Wednesday, April 13, 2011

When I Was Getting Married

As I was unloading the dishwasher yesterday I took pause and actually looked at my silverware, didn't just throw it in the drawer and hope it stayed a wee bit organized like I usually do. It is a strange design where the knife balances blade up and down, not side to side and the handles are very "rollie". Half of the pieces have substantially less shine than the other half. I recalled why and the irony made me pause for a second, really ponder how life has turned out SO DIFFERENT than anything I had ever imagined. For this is the silverware we registered for on our bridal registry. My husband picked it out and although the rolliness of it was strange it was one small but necessary win for him as we traipsed through Macy's, my dear honey forced to negotiate with a stressed-out perfectionistic 24 year-old bridezilla. One who was dictating every button, bow and bamboo placemat, and really resented having hooked-up with a guy that cared about all this stuff. I mean I was the interior designer, I was the woman! Never one to just accept my bossiness he butted in on every beep on that scanner gun and made me negotiate and (shock hand over mouth) compromise!  I could not just do what I want, I had to consider his tastes and needs and repulsions. So 10 years later we have rollie silverware, however many odd pieces left, half dull and the other half shiny.

We had registered for  something like 12 or 14 place settings and had wrapped half of it up and packed it away, saving it for the day we bought a nice home and big dining room table that cost more than a place setting of china. We would want shiny new silverware to entertain with, to match the rest of our shiny new lives. But that day has never come. As we have moved from city to city, apartment to apartment, somewhere along the line the worn-in daily use pieces and pristine bubble wrapped silverware were dumped together. I credit our 20's with the initial delay of this suburban vision of my future life. At first it was our nomadic tendencies that squashed the salmon-like instinct to return to where I came from. We spent the whole of our 20's traipsing up and down the state of California. Our college town, L.A., San Francisco, we were always searching for the next best opportunity and were hardly concerned with planting any roots. That was for later, after we were out of our 20's and had kids and dogs and maybe a parent or 2 living with us. You know, that far away future to a 24 year-old kid kind of thing. 

As the story goes I got sick 2 weeks after my husband graduated from college, we moved 20 minutes out of San Francisco proper and he started his new job. We never got a chance to pool our resources and  prepare financial security. Buy that shiny new home or have those kids. We went right from my decent paycheck and his sporadic one (commission) to his very decent check and my substantially-less sporadic one (FMLA).
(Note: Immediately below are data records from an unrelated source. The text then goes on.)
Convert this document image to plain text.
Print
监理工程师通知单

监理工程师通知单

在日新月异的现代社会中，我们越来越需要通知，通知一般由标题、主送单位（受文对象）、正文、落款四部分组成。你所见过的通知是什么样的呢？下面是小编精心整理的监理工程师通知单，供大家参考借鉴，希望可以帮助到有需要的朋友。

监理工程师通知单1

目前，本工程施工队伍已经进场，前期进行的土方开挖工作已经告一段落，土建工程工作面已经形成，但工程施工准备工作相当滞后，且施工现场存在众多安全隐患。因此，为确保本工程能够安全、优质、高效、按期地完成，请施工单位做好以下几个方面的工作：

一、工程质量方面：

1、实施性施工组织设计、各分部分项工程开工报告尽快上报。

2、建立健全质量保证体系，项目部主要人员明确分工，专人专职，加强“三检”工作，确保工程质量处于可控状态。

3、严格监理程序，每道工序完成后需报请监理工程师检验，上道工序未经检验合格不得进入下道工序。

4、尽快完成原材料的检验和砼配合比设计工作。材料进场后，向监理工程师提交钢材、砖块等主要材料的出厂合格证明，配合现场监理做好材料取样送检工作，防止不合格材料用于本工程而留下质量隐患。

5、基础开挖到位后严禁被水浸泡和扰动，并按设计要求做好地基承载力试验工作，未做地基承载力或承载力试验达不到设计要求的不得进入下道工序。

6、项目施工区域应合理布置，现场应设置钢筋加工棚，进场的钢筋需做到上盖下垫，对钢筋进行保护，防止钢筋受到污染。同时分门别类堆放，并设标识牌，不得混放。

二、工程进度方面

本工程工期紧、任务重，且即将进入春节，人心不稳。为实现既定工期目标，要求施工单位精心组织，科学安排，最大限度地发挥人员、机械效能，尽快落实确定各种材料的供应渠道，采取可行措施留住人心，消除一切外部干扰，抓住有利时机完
So as I finished putting my dishes away I pondered over the choices we have made. How much we have grown and changed as people. How spending 6 years in the big city replaced the suburban suck I envisioned spending my future in. Our nomadic nature, harmoniously compatible, is never quite settled. We are always keeping an eye on the future and next great opportunity, driving through a life that is substantially far crazier than I ever could have ever imagined. And as I reflected on this journey a deep satisfaction came over me, that I am okay with this life. I am a very happy renter with a handyman and pool and hot tub at my disposal. My dogs are my kids and we are not tied to a property or as current circumstances dictate, holding a mortgage far greater than the value of the home. And I still have that dining room table that costs less than a place setting of china but you could never tell, it still looks really good!